There will be much more to come on this, including at the February 3 FINRA Webinar. (FINRA announced its rescheduling from March 17 via email this afternoon.)

From our perspective, the topic of social media participation has moved from “FINRA won’t let us” to “How long will it take for Compliance to prepare our policies and procedures?”

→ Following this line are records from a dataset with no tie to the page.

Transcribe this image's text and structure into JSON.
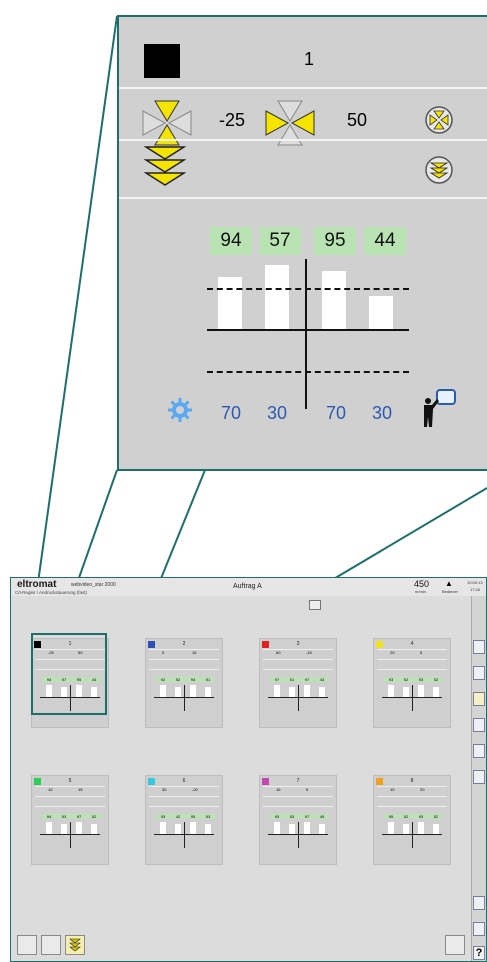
{
  "zoom": {
    "position_label": "1",
    "swatch_color": "#000000",
    "inlet": {
      "value_a": "-25",
      "value_b": "50"
    },
    "readings": [
      "94",
      "57",
      "95",
      "44"
    ],
    "bar_levels": [
      0.52,
      0.64,
      0.58,
      0.33
    ],
    "bottom_values": [
      "70",
      "30",
      "70",
      "30"
    ],
    "icons": [
      "valve-yellow-icon",
      "valve-pair-icon",
      "circle-valve-icon",
      "stacked-chevrons-icon",
      "circle-chevrons-icon",
      "gear-icon",
      "presenter-icon"
    ]
  },
  "app": {
    "logo": "eltromat",
    "logo_sub": "webvideo_star 2000",
    "breadcrumb": "C/I-Regler / Andruckstauerung (fast)",
    "job": "Auftrag A",
    "speed_value": "450",
    "speed_unit": "m/min",
    "user_label": "Bediener",
    "clock": "10:09:13",
    "clock2": "17:26"
  },
  "units": [
    {
      "label": "1",
      "color": "#000000",
      "a": "-25",
      "b": "50"
    },
    {
      "label": "2",
      "color": "#2e4fb8",
      "a": "0",
      "b": "15"
    },
    {
      "label": "3",
      "color": "#e02020",
      "a": "60",
      "b": "-15"
    },
    {
      "label": "4",
      "color": "#f2e21b",
      "a": "20",
      "b": "5"
    },
    {
      "label": "5",
      "color": "#2ccf55",
      "a": "10",
      "b": "15"
    },
    {
      "label": "6",
      "color": "#34c9e0",
      "a": "30",
      "b": "-20"
    },
    {
      "label": "7",
      "color": "#c247b2",
      "a": "15",
      "b": "5"
    },
    {
      "label": "8",
      "color": "#f2a020",
      "a": "10",
      "b": "20"
    }
  ],
  "unit_readings": [
    [
      "94",
      "57",
      "95",
      "44"
    ],
    [
      "92",
      "52",
      "94",
      "51"
    ],
    [
      "97",
      "51",
      "97",
      "43"
    ],
    [
      "93",
      "52",
      "93",
      "52"
    ],
    [
      "94",
      "53",
      "97",
      "52"
    ],
    [
      "93",
      "42",
      "95",
      "53"
    ],
    [
      "93",
      "53",
      "97",
      "49"
    ],
    [
      "95",
      "52",
      "93",
      "52"
    ]
  ],
  "help_label": "?"
}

This announcement is great timing for tomorrow’s Investment News Webinar on Advisors and LinkedIn. See you there?

And, of course, we’re interested in what you think of the FINRA guidance–as always, we welcome your comments below.

Financial Advisors, Social Networking & FINRA: This Debate Is On

In the last 12-15 months several Web sites have been developed to enable social networking for “financial professionals.” In a few cases, the term “financial professionals” includes the breadth of a network that a client would turn to for financial planning help, including financial advisors but CPAs, attorneys and insurance salespeople, too. Often the networks’ purpose and revenue model is to bring professional and client together.

We don’t have a dog in this fight (let alone a revenue model!). AdvisorTweets is a labor of love for us and we benefit in meaningful ways from the interaction it affords us. Beyond trying to keep AT up and loading quicker, we’re content just aggregating and reading financial advisor tweets.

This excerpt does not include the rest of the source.